Vorschlag-Hammer:Bücherliebe

Bücher wegzugeben, bringe ich kaum übers Herz. Sie wegzuschmeißen noch viel weniger. Einmal habe ich es probiert, mit "Der Hundertjährige, der aus dem Fenster stieg und verschwand". Das verfolgt mich bis heute

Von Christiane Lutz

Keine Ahnung, ob es anderen Menschen auch so geht, aber Bücher wegzugeben, bringe ich kaum übers Herz. Sie wegzuschmeißen noch viel weniger. Einmal habe ich es probiert, mit "Der Hundertjährige, der aus dem Fenster stieg und verschwand". Ich hatte das Buch in einem literarischen Engpass steckend in einer Bahnhofsbuchhandlung gekauft und nach etwa einem Drittel genervt weggelegt. Zu doof, zu albern, und überhaupt: ein Elefant? Artig stellte ich es dennoch in mein Bücherregal, wo es mir fortan peinlich war. Beim nächsten Umzug schmiss ich es ins Altpapier. Um mal zu gucken, wie sich das anfühlt, Bücher wegschmeißen. Das verfolgt mich bis heute. Wem es ähnlich geht, der könnte den Bücherflohmarkt Lisar an der, richtig, der Isar besuchen (Samstag, 23. September, 9.30 bis 17 Uhr, Wiedenmayerstraße) und dort seine nicht mehr geliebten Bücher an jemanden mit einem großen Herz und einem noch größeren Bücherregal verkaufen. Dass man auch für einst teure Ausgaben meist nur noch vier, fünf Euro bekommt - geschenkt. Auszüge aus einem besonderen Buch gibt es am Montag, 25. September, im Literaturhaus zu hören. Der Comic-Künstler Reinhard Kleist hat dem Musiker Nick Cave zum 60. Geburtstag eine Graphic Novel gezeichnet. Nick Cave - Mercy On Me? heißt der Abend, an dem Kleist selbst in Text und Bild durch die Höhen und Tiefen von Caves Leben führt.
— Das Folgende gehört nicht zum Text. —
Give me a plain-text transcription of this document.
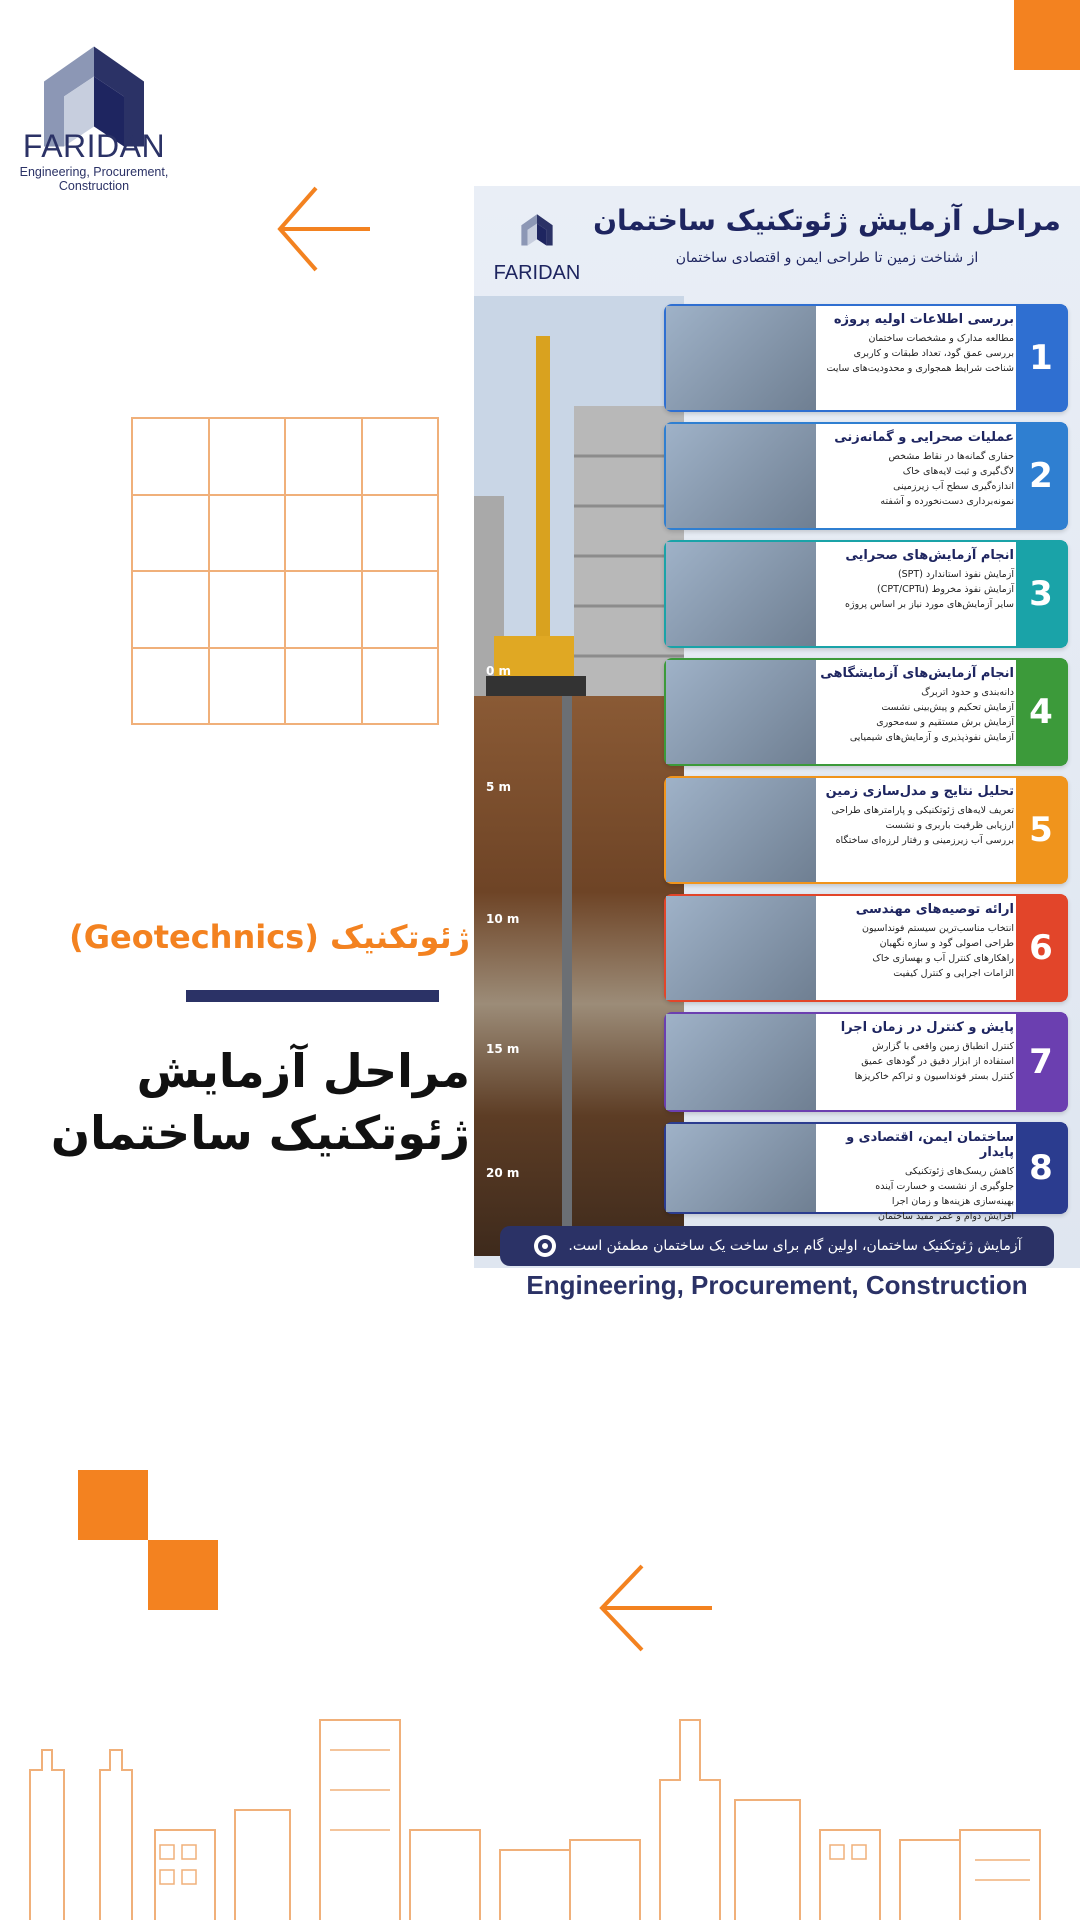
FARIDAN
Engineering, Procurement,
Construction
ژئوتکنیک (Geotechnics)
مراحل آزمایش
ژئوتکنیک ساختمان
مراحل آزمایش ژئوتکنیک ساختمان
از شناخت زمین تا طراحی ایمن و اقتصادی ساختمان
FARIDAN
0 m
5 m
10 m
15 m
20 m
بررسی اطلاعات اولیه پروژه
مطالعه مدارک و مشخصات ساختمان
بررسی عمق گود، تعداد طبقات و کاربری
شناخت شرایط همجواری و محدودیت‌های سایت 1
عملیات صحرایی و گمانه‌زنی
حفاری گمانه‌ها در نقاط مشخص
لاگ‌گیری و ثبت لایه‌های خاک
اندازه‌گیری سطح آب زیرزمینی
نمونه‌برداری دست‌نخورده و آشفته
2
انجام آزمایش‌های صحرایی
آزمایش نفوذ استاندارد (SPT)
آزمایش نفوذ مخروط (CPT/CPTu)
سایر آزمایش‌های مورد نیاز بر اساس پروژه 3
انجام آزمایش‌های آزمایشگاهی
دانه‌بندی و حدود اتربرگ
آزمایش تحکیم و پیش‌بینی نشست
آزمایش برش مستقیم و سه‌محوری
آزمایش نفوذپذیری و آزمایش‌های شیمیایی
4
تحلیل نتایج و مدل‌سازی زمین
تعریف لایه‌های ژئوتکنیکی و پارامترهای طراحی
ارزیابی ظرفیت باربری و نشست
بررسی آب زیرزمینی و رفتار لرزه‌ای ساختگاه 5
ارائه توصیه‌های مهندسی
انتخاب مناسب‌ترین سیستم فونداسیون
طراحی اصولی گود و سازه نگهبان
راهکارهای کنترل آب و بهسازی خاک
الزامات اجرایی و کنترل کیفیت
6
پایش و کنترل در زمان اجرا
کنترل انطباق زمین واقعی با گزارش
استفاده از ابزار دقیق در گودهای عمیق
کنترل بستر فونداسیون و تراکم خاکریزها 7
ساختمان ایمن، اقتصادی و پایدار
کاهش ریسک‌های ژئوتکنیکی
جلوگیری از نشست و خسارت آینده
بهینه‌سازی هزینه‌ها و زمان اجرا
افزایش دوام و عمر مفید ساختمان
8
آزمایش ژئوتکنیک ساختمان، اولین گام برای ساخت یک ساختمان مطمئن است.
Engineering, Procurement, Construction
Mit Literatur im engeren Sinn hat das Oktoberfest, das seit vergangenem Wochenende wieder in München tobt, zwar wenig zu tun. Aber auch da gibt es tatsächlich kulturell hochwertige Veranstaltungen (Nein, keine Teufelsrad-Wettbewerbe und auch kein Biertisch-Schunkeln). Das Konzert von Mrs. Zwirbl zum Beispiel (Mittwoch, 20. September, 15 Uhr, Herzkasperlzelt, freier Eintritt). Die drei Musikerinnen gehören mit zum Besten, was die hiesige Musikszene zu bieten hat, sie machen wunderbare Musik, mal machen sie Blues, dann Volksmusik, mal graben sie uraltes Münchner Liedgut aus, an das sich höchstens noch der Hundertjährige erinnerte, läge er nicht im Altpapier. Wer sich kurz vor der Bundestagswahl noch einmal warmstreiten will (Nein, nicht beim Biertisch-Schunkeln!), dem sei die Demo un/bubbled pop Session empfohlen (Freitag, 22. September, 19 Uhr, Corvatsch, Flößergasse 6). Eine Diskussionsrunde der selbsternannten Jugendbewegung "Demo", bei der Münchner Erstwähler zum Beispiel über "Was ist dir wichtiger im Internet: Privatsphäre oder Followerzahl?" debattieren.

Wem das alles zu anstrengend ist, der bleibt halt einfach mit einem guten Buch zuhause. Aktuell lese ich übrigens Das Leben des Vernon Subutex von Virginie Despentes, in dem so schöne Sätze stehen wie: "Pedro hieß Pierre, aber er nahm so viel Kokain, dass er sich einen südamerikanischen Vornamen verdient hatte". Das Buch wird in meinem Regal bleiben dürfen.